Yu, Denny; Lowndes, Bethany; Morrow, Missy; Kaufman, Kenton; Bingener, Juliane; Hallbeck, Susan.
Afiliação
  • Yu D; Department of Health Sciences Research, Mayo Clinic, 200 First Street SW, Rochester, MN, 55905, USA.
  • Lowndes B; Department of Health Sciences Research, Mayo Clinic, 200 First Street SW, Rochester, MN, 55905, USA.
  • Morrow M; Department of Orthopedic Surgery, Mayo Clinic, 200 First Street SW, Rochester, MN, 55905, USA.
  • Kaufman K; Department of Health Sciences Research, Mayo Clinic, 200 First Street SW, Rochester, MN, 55905, USA.
  • Bingener J; Department of Orthopedic Surgery, Mayo Clinic, 200 First Street SW, Rochester, MN, 55905, USA.
  • Hallbeck S; Department of Orthopedic Surgery, Mayo Clinic, 200 First Street SW, Rochester, MN, 55905, USA.

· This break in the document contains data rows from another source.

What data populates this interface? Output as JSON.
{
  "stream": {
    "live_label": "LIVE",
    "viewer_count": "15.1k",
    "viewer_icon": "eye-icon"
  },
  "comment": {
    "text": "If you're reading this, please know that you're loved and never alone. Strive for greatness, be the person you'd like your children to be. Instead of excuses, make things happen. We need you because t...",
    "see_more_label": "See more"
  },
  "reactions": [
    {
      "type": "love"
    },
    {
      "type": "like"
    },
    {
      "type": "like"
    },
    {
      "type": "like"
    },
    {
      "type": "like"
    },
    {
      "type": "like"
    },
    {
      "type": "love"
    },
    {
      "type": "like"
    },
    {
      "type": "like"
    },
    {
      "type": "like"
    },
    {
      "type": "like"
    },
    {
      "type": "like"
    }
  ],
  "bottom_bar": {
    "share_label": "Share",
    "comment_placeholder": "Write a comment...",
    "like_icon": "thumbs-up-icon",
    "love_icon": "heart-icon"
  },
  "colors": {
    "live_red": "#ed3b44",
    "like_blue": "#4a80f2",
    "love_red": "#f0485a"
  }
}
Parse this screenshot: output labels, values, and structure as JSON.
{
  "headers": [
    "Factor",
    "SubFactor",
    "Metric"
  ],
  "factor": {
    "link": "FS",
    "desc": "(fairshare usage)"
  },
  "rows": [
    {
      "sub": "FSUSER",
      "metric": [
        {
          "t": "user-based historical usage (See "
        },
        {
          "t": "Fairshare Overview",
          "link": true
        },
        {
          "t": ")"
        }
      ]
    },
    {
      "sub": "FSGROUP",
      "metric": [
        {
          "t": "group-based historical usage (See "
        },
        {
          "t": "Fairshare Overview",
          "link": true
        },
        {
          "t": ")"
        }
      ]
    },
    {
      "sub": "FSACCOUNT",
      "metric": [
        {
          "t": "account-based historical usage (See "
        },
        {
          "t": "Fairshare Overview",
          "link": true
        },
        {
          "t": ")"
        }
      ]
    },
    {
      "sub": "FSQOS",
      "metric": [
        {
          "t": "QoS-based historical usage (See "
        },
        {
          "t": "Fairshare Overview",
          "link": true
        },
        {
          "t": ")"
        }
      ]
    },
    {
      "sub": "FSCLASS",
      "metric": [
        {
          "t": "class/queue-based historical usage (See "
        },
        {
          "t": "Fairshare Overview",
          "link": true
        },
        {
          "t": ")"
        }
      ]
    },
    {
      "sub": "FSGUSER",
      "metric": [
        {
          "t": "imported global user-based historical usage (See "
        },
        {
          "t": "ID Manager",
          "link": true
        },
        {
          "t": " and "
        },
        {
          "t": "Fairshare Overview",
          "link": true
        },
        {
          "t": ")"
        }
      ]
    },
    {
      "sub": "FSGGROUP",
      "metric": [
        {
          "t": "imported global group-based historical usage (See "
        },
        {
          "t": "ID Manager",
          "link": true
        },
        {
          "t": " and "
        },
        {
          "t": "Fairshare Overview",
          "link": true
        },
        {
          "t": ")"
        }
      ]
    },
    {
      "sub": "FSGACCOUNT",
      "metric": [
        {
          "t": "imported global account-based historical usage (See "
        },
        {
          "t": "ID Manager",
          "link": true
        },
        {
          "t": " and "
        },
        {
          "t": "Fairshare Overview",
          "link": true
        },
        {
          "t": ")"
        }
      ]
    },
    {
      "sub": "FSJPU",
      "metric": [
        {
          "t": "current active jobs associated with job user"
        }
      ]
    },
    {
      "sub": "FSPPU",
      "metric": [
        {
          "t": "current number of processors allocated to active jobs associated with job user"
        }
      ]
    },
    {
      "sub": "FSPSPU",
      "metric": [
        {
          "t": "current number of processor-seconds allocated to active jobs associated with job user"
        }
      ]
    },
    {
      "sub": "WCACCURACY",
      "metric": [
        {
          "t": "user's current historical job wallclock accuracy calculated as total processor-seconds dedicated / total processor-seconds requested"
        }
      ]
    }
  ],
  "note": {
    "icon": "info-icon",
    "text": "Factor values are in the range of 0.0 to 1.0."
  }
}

Surg Endosc ; 30(8): 3480-90, 2016 08.
Article em En | MEDLINE | ID: mdl-26541720
BACKGROUND: Laparoscopic tool handles causing wrist flexion and extension more than 15° from neutral are considered "at risk" for musculoskeletal strain. Therefore, this study measured the impact of laparoscopic tool handle angles on wrist postures and task performance. METHODS: Eight surgeons performed standard and modified Fundamentals of Laparoscopic Surgery (FLS) tasks with laparoscopic tools. Tool A had three adjustable handle angle configurations, i.e., in-line 0° (A0), 30° (A30), and pistol-grip 70° (A70). Tool B was a fixed pistol-grip grasper. Participants performed FLS peg transfer, inverted peg transfer, and inverted circle cut with each tool and handle angle. Inverted tasks were adapted from standard FLS tasks to simulate advanced tasks observed during abdominal wall surgeries, e.g., ventral hernia. Motion tracking, video analysis, and modified NASA-TLX workload questionnaires were used to measure postures, performance (e.g., completion time and errors), and workload. RESULTS: Task performance did not differ between tools. For FLS peg transfer, self-reported physical workload was lower for B than for A70, and mean wrist postures showed significantly higher flexion for in-line than for pistol-grip tools (B and A70). For inverted peg transfer, workload was higher for all configurations. However, less time was spent in at-risk wrist postures for in-line (47 %) than for pistol-grip (93-94 %), and most participants preferred Tool A. For inverted circle cut, workload did not vary across configurations, mean wrist posture was 10° closer to neutral for A0 than B, and median time in at-risk wrist postures was significantly less for A0 (43 %) than for B (87 %). CONCLUSION: The best ergonomic wrist positions for FLS (floor) tasks are provided by pistol-grip tools and for tasks on the abdominal wall (ventral surface) by in-line handles. Adjustable handle angle laparoscopic tools can reduce ergonomic risks of musculoskeletal strain and allow versatility for tasks alternating between the floor and ceiling positions in a surgical trainer without impacting performance.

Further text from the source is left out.